Google tente de se diversifier avec Android sur les mobiles et YouTube pour la vidéo. Ce sont des succès d'usage, mais ces activités sont-elles rentables ?
YouTube croît très rapidement et nous rapporte de l'argent, mais nous ne communiquons pas de chiffres. Croyez-moi, c'est un énorme succès. C'est également le cas d'Android, qui enregistre la croissance la plus rapide en termes de revenus publicitaires. Ses coûts de développement ont déjà été amortis plusieurs fois. Bien que ce service soit gratuit, il est tout de même rentable grâce à notre moteur de recherche sur mobile. Songez qu'il s'écoule 400 000 téléphones Android chaque jour ! Et la moindre recherche sur ces appareils génère des revenus publicitaires.
Les opérateurs de télécommunications comme Orange veulent être payés pour acheminer les vidéos de YouTube qui saturent leurs réseaux. Etes-vous prêt à le faire ?
Ce sont les internautes qui demandent à visionner ces contenus. Et le plus grand consommateur de capacité aux Etats-Unis demeure le site de vidéo à la demande Netflix. Pas YouTube. Des solutions techniques existent pour réduire le volume de données. L'argument des opérateurs ne tient pas. Ce sont des acteurs importants que je ne critique pas, mais ils ont grossi et gagnent de l'argent justement parce que les internautes utilisent les services comme Facebook ou YouTube. Sans nous, ils n'auraient eu aucune croissance de leurs chiffres d'affaires. Ils devraient se réjouir que nous ayons bâti des services si utiles aux gens.

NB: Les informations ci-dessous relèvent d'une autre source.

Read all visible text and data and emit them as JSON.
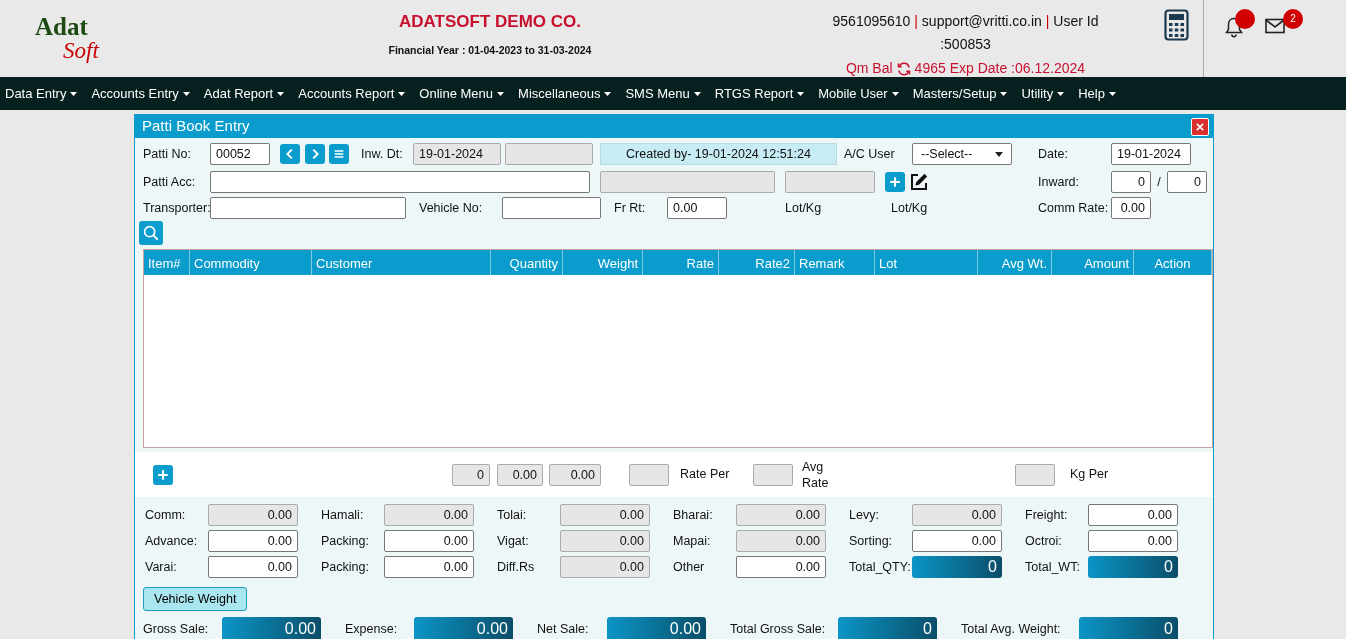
{
  "header": {
    "logo": {
      "top": "Adat",
      "bottom": "Soft"
    },
    "company": "ADATSOFT DEMO CO.",
    "financial_year": "Financial Year : 01-04-2023 to 31-03-2024",
    "contact": [
      {
        "kind": "value",
        "text": "9561095610"
      },
      {
        "kind": "separator",
        "text": "|"
      },
      {
        "kind": "value",
        "text": "support@vritti.co.in"
      },
      {
        "kind": "separator",
        "text": "|"
      },
      {
        "kind": "value",
        "text": "User Id"
      },
      {
        "kind": "value",
        "text": ":500853"
      }
    ],
    "balance": {
      "label": "Qm Bal",
      "value": "4965 Exp Date :06.12.2024"
    },
    "mail_count": "2"
  },
  "menu": [
    "Data Entry",
    "Accounts Entry",
    "Adat Report",
    "Accounts Report",
    "Online Menu",
    "Miscellaneous",
    "SMS Menu",
    "RTGS Report",
    "Mobile User",
    "Masters/Setup",
    "Utility",
    "Help"
  ],
  "dialog": {
    "title": "Patti Book Entry",
    "form_rows": [
      [
        {
          "kind": "label",
          "text": "Patti No:"
        },
        {
          "kind": "input",
          "value": "00052"
        },
        {
          "kind": "prev"
        },
        {
          "kind": "next"
        },
        {
          "kind": "menu"
        },
        {
          "kind": "label",
          "text": "Inw. Dt:"
        },
        {
          "kind": "readonly",
          "value": "19-01-2024"
        },
        {
          "kind": "readonly"
        },
        {
          "kind": "info",
          "text": "Created by- 19-01-2024 12:51:24"
        },
        {
          "kind": "label",
          "text": "A/C User"
        },
        {
          "kind": "select",
          "value": "--Select--"
        },
        {
          "kind": "label",
          "text": "Date:"
        },
        {
          "kind": "input",
          "value": "19-01-2024"
        }
      ],
      [
        {
          "kind": "label",
          "text": "Patti Acc:"
        },
        {
          "kind": "input"
        },
        {
          "kind": "readonly"
        },
        {
          "kind": "readonly"
        },
        {
          "kind": "add"
        },
        {
          "kind": "edit"
        },
        {
          "kind": "label",
          "text": "Inward:"
        },
        {
          "kind": "input",
          "value": "0"
        },
        {
          "kind": "text",
          "text": "/"
        },
        {
          "kind": "input",
          "value": "0"
        }
      ],
      [
        {
          "kind": "label",
          "text": "Transporter:"
        },
        {
          "kind": "input"
        },
        {
          "kind": "label",
          "text": "Vehicle No:"
        },
        {
          "kind": "input"
        },
        {
          "kind": "label",
          "text": "Fr Rt:"
        },
        {
          "kind": "input",
          "value": "0.00"
        },
        {
          "kind": "label",
          "text": "Lot/Kg"
        },
        {
          "kind": "label",
          "text": "Lot/Kg"
        },
        {
          "kind": "label",
          "text": "Comm Rate:"
        },
        {
          "kind": "input",
          "value": "0.00"
        }
      ],
      [
        {
          "kind": "search"
        }
      ]
    ],
    "table": {
      "columns": [
        "Item#",
        "Commodity",
        "Customer",
        "Quantity",
        "Weight",
        "Rate",
        "Rate2",
        "Remark",
        "Lot",
        "Avg Wt.",
        "Amount",
        "Action"
      ]
    },
    "entry_totals": [
      {
        "kind": "add"
      },
      {
        "kind": "readonly",
        "value": "0"
      },
      {
        "kind": "readonly",
        "value": "0.00"
      },
      {
        "kind": "readonly",
        "value": "0.00"
      },
      {
        "kind": "readonly"
      },
      {
        "kind": "label",
        "text": "Rate Per"
      },
      {
        "kind": "readonly"
      },
      {
        "kind": "label",
        "text": "Avg Rate"
      },
      {
        "kind": "readonly"
      },
      {
        "kind": "label",
        "text": "Kg Per"
      }
    ],
    "charges": [
      {
        "label": "Comm:",
        "kind": "readonly",
        "value": "0.00"
      },
      {
        "label": "Hamali:",
        "kind": "readonly",
        "value": "0.00"
      },
      {
        "label": "Tolai:",
        "kind": "readonly",
        "value": "0.00"
      },
      {
        "label": "Bharai:",
        "kind": "readonly",
        "value": "0.00"
      },
      {
        "label": "Levy:",
        "kind": "readonly",
        "value": "0.00"
      },
      {
        "label": "Freight:",
        "kind": "input",
        "value": "0.00"
      },
      {
        "label": "Advance:",
        "kind": "input",
        "value": "0.00"
      },
      {
        "label": "Packing:",
        "kind": "input",
        "value": "0.00"
      },
      {
        "label": "Vigat:",
        "kind": "readonly",
        "value": "0.00"
      },
      {
        "label": "Mapai:",
        "kind": "readonly",
        "value": "0.00"
      },
      {
        "label": "Sorting:",
        "kind": "input",
        "value": "0.00"
      },
      {
        "label": "Octroi:",
        "kind": "input",
        "value": "0.00"
      },
      {
        "label": "Varai:",
        "kind": "input",
        "value": "0.00"
      },
      {
        "label": "Packing:",
        "kind": "input",
        "value": "0.00"
      },
      {
        "label": "Diff.Rs",
        "kind": "readonly",
        "value": "0.00"
      },
      {
        "label": "Other",
        "kind": "input",
        "value": "0.00"
      },
      {
        "label": "Total_QTY:",
        "kind": "total",
        "value": "0"
      },
      {
        "label": "Total_WT:",
        "kind": "total",
        "value": "0"
      }
    ],
    "vehicle_weight_button": "Vehicle Weight",
    "summary": [
      {
        "label": "Gross Sale:",
        "value": "0.00"
      },
      {
        "label": "Expense:",
        "value": "0.00"
      },
      {
        "label": "Net Sale:",
        "value": "0.00"
      },
      {
        "label": "Total Gross Sale:",
        "value": "0"
      },
      {
        "label": "Total Avg. Weight:",
        "value": "0"
      }
    ]
  }
}
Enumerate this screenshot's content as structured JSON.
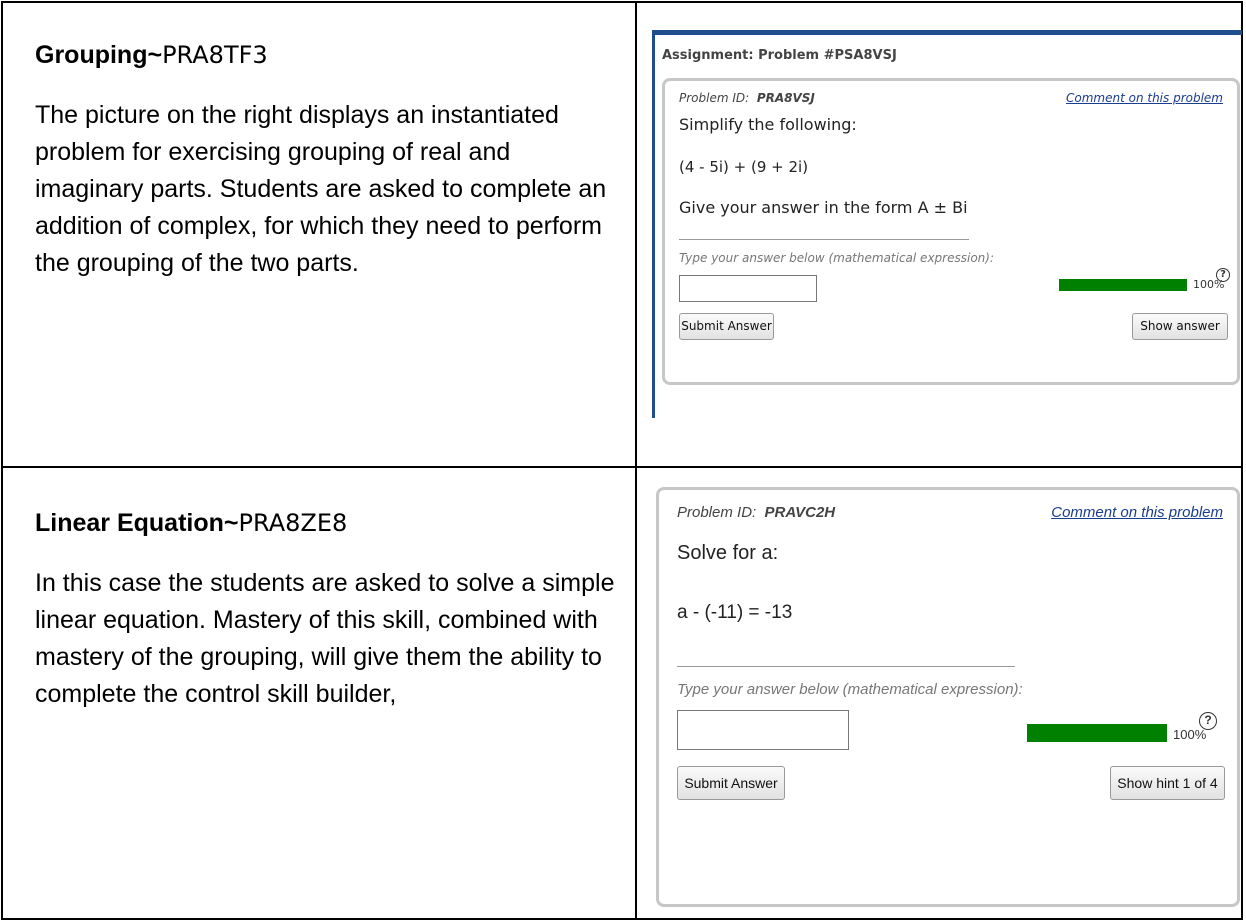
{
  "rows": [
    {
      "title_bold": "Grouping~",
      "title_code": "PRA8TF3",
      "body": "The picture on the right displays an instantiated problem for exercising grouping of real and imaginary parts. Students are asked to complete an addition of complex, for which they need to perform the grouping of the two parts.",
      "screenshot": {
        "header": "Assignment: Problem #PSA8VSJ",
        "problem_id_label": "Problem ID:",
        "problem_id": "PRA8VSJ",
        "comment_link": "Comment on this problem",
        "question_title": "Simplify the following:",
        "expression": "(4 - 5i) + (9 + 2i)",
        "answer_form": "Give your answer in the form A ± Bi",
        "input_hint": "Type your answer below (mathematical expression):",
        "input_value": "",
        "progress_percent": 100,
        "progress_label": "100%",
        "help_icon": "question-circle-icon",
        "submit_label": "Submit Answer",
        "secondary_button_label": "Show answer"
      }
    },
    {
      "title_bold": "Linear Equation~",
      "title_code": "PRA8ZE8",
      "body": "In this case the students are asked to solve a simple linear equation. Mastery of this skill, combined with mastery of the grouping, will give them the ability to complete the control skill builder,",
      "screenshot": {
        "problem_id_label": "Problem ID:",
        "problem_id": "PRAVC2H",
        "comment_link": "Comment on this problem",
        "question_title": "Solve for a:",
        "expression": "a - (-11) = -13",
        "input_hint": "Type your answer below (mathematical expression):",
        "input_value": "",
        "progress_percent": 100,
        "progress_label": "100%",
        "help_icon": "question-circle-icon",
        "submit_label": "Submit Answer",
        "secondary_button_label": "Show hint 1 of 4"
      }
    }
  ],
  "colors": {
    "accent_blue": "#1f4e8f",
    "progress_green": "#008000",
    "link_blue": "#1a3d8f"
  }
}
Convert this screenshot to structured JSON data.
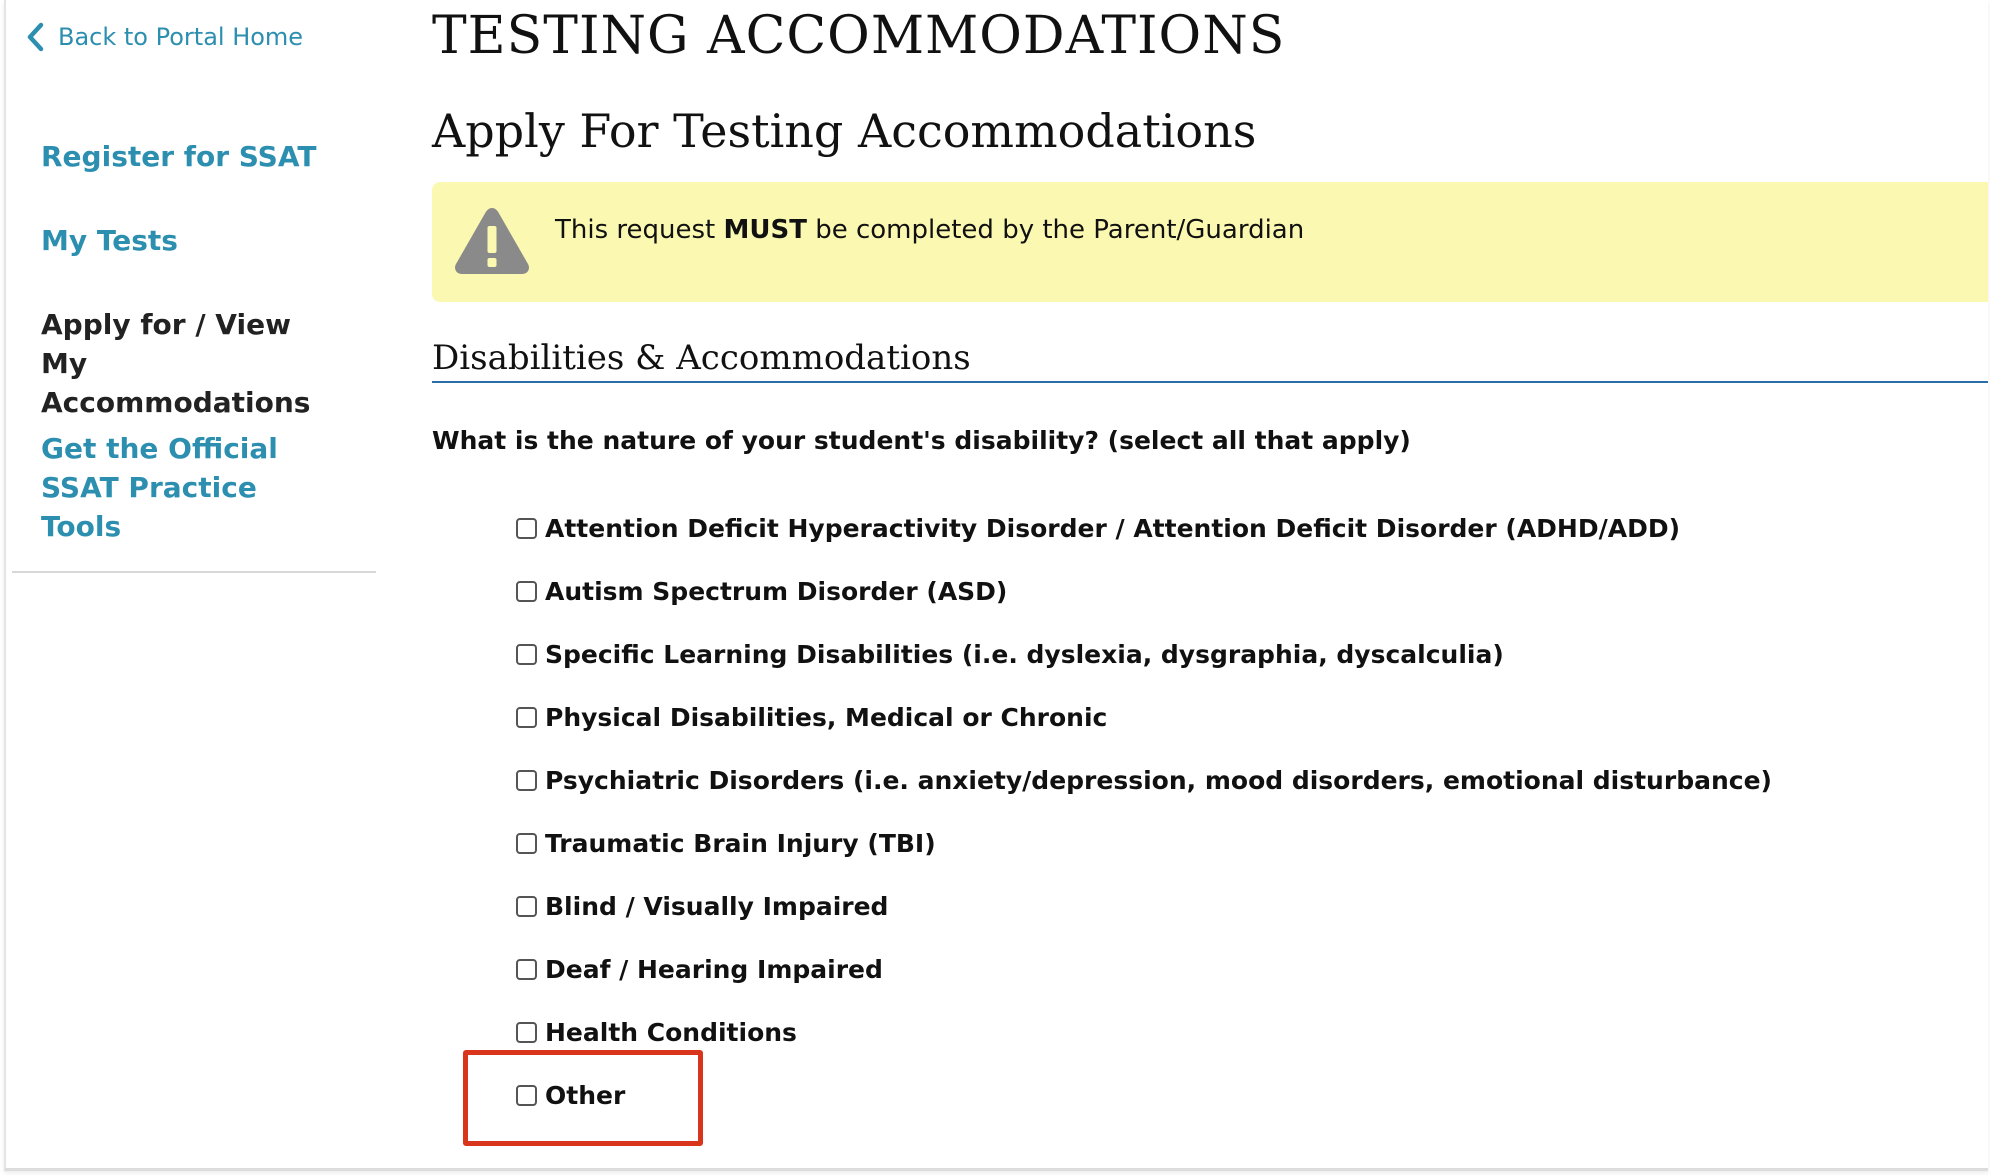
{
  "sidebar": {
    "back_link": "Back to Portal Home",
    "items": [
      {
        "label": "Register for SSAT"
      },
      {
        "label": "My Tests"
      },
      {
        "label": "Apply for / View My Accommodations"
      },
      {
        "label": "Get the Official SSAT Practice Tools"
      }
    ]
  },
  "main": {
    "title": "TESTING ACCOMMODATIONS",
    "subtitle": "Apply For Testing Accommodations",
    "alert": {
      "icon": "warning-icon",
      "text_before": "This request ",
      "text_bold": "MUST",
      "text_after": " be completed by the Parent/Guardian"
    },
    "section_heading": "Disabilities & Accommodations",
    "question": "What is the nature of your student's disability? (select all that apply)",
    "options": [
      {
        "label": "Attention Deficit Hyperactivity Disorder / Attention Deficit Disorder (ADHD/ADD)",
        "checked": false
      },
      {
        "label": "Autism Spectrum Disorder (ASD)",
        "checked": false
      },
      {
        "label": "Specific Learning Disabilities (i.e. dyslexia, dysgraphia, dyscalculia)",
        "checked": false
      },
      {
        "label": "Physical Disabilities, Medical or Chronic",
        "checked": false
      },
      {
        "label": "Psychiatric Disorders (i.e. anxiety/depression, mood disorders, emotional disturbance)",
        "checked": false
      },
      {
        "label": "Traumatic Brain Injury (TBI)",
        "checked": false
      },
      {
        "label": "Blind / Visually Impaired",
        "checked": false
      },
      {
        "label": "Deaf / Hearing Impaired",
        "checked": false
      },
      {
        "label": "Health Conditions",
        "checked": false
      },
      {
        "label": "Other",
        "checked": false
      }
    ]
  },
  "colors": {
    "link": "#2d8fb0",
    "alert_bg": "#fbf9b1",
    "rule": "#2a6ea5",
    "highlight": "#d9341c"
  }
}
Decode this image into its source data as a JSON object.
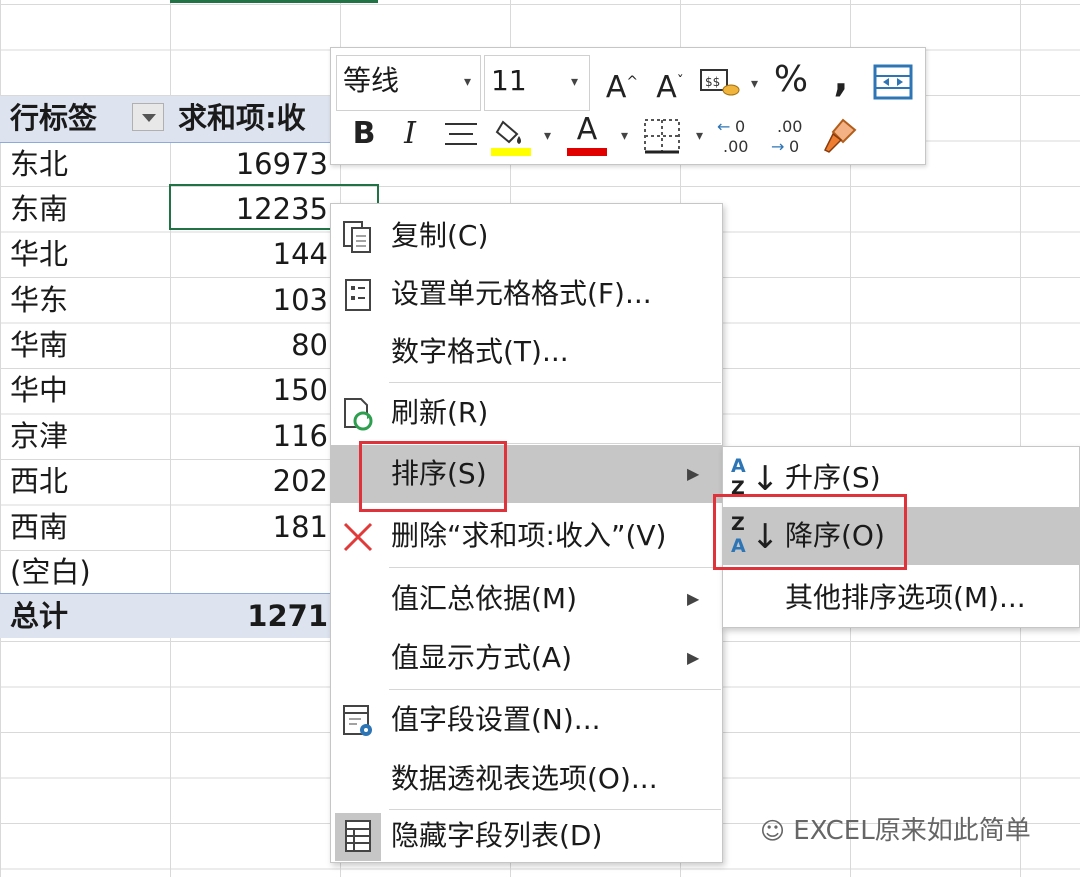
{
  "sheet": {
    "header": {
      "row_label": "行标签",
      "value_label": "求和项:收"
    },
    "rows": [
      {
        "label": "东北",
        "value": "16973"
      },
      {
        "label": "东南",
        "value": "12235"
      },
      {
        "label": "华北",
        "value": "144"
      },
      {
        "label": "华东",
        "value": "103"
      },
      {
        "label": "华南",
        "value": "80"
      },
      {
        "label": "华中",
        "value": "150"
      },
      {
        "label": "京津",
        "value": "116"
      },
      {
        "label": "西北",
        "value": "202"
      },
      {
        "label": "西南",
        "value": "181"
      },
      {
        "label": "(空白)",
        "value": ""
      }
    ],
    "total": {
      "label": "总计",
      "value": "1271"
    }
  },
  "mini_toolbar": {
    "font_name": "等线",
    "font_size": "11",
    "percent": "%",
    "comma": ",",
    "bold": "B",
    "italic": "I",
    "font_color_letter": "A",
    "increase_decimal": "←0\n.00",
    "decrease_decimal": ".00\n→0",
    "grow_font": "A",
    "shrink_font": "A",
    "highlight_color": "#ffff00",
    "font_color": "#e00000"
  },
  "context_menu": {
    "copy": "复制(C)",
    "format_cells": "设置单元格格式(F)...",
    "number_format": "数字格式(T)...",
    "refresh": "刷新(R)",
    "sort": "排序(S)",
    "remove_field": "删除“求和项:收入”(V)",
    "summarize_by": "值汇总依据(M)",
    "show_values_as": "值显示方式(A)",
    "field_settings": "值字段设置(N)...",
    "pivot_options": "数据透视表选项(O)...",
    "hide_field_list": "隐藏字段列表(D)"
  },
  "sort_submenu": {
    "ascending": "升序(S)",
    "descending": "降序(O)",
    "more_options": "其他排序选项(M)..."
  },
  "icons": {
    "copy": "copy-icon",
    "format_cells": "format-cells-icon",
    "refresh": "refresh-icon",
    "remove": "delete-x-icon",
    "field_settings": "field-settings-icon",
    "field_list": "field-list-icon"
  },
  "colors": {
    "highlight": "#c6c6c6",
    "callout_red": "#e0323a",
    "accent_green": "#217346",
    "band_blue": "#dde4f0"
  },
  "watermark": "EXCEL原来如此简单"
}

Je ne suis pas d'accord pour leur payer un droit de passage, c'est déjà l'abonné qui le fait.
Vous venez de céder les rênes du groupe à Larry Page. Allez-vous rejoindre l'administration Obama comme on l'entend ?
Dix ans en tant que PDG, c'est long. Je suis désormais plus intéressé par les sujets que l'on vient d'évoquer. Larry s'occupe de l'interne, du management et des produits. Moi, je voyage, je représente le groupe à l'étranger. Parler à des décideurs, c'est un privilège. Mais, soyons clairs, je reste un employé à 100 % de la société et j'aime ce que je fais. Google est ma maison.
Eric Schmidt en 8 dates
27 avril 1955 Naissance à Washington (Etats-Unis).
1982 Obtient son doctorat en science informatique.
1994 Devient responsable des technologies de Sun Microsystems.
1997 Prend la direction générale de Novell.
2001 Nommé PDG de Google.
2004 Introduction en Bourse du moteur de recherche.
2009 Quitte le conseil d'administration d'Apple.
2011 Cède son poste de PDG à Larry Page pour s'occuper de la présidence exécutive.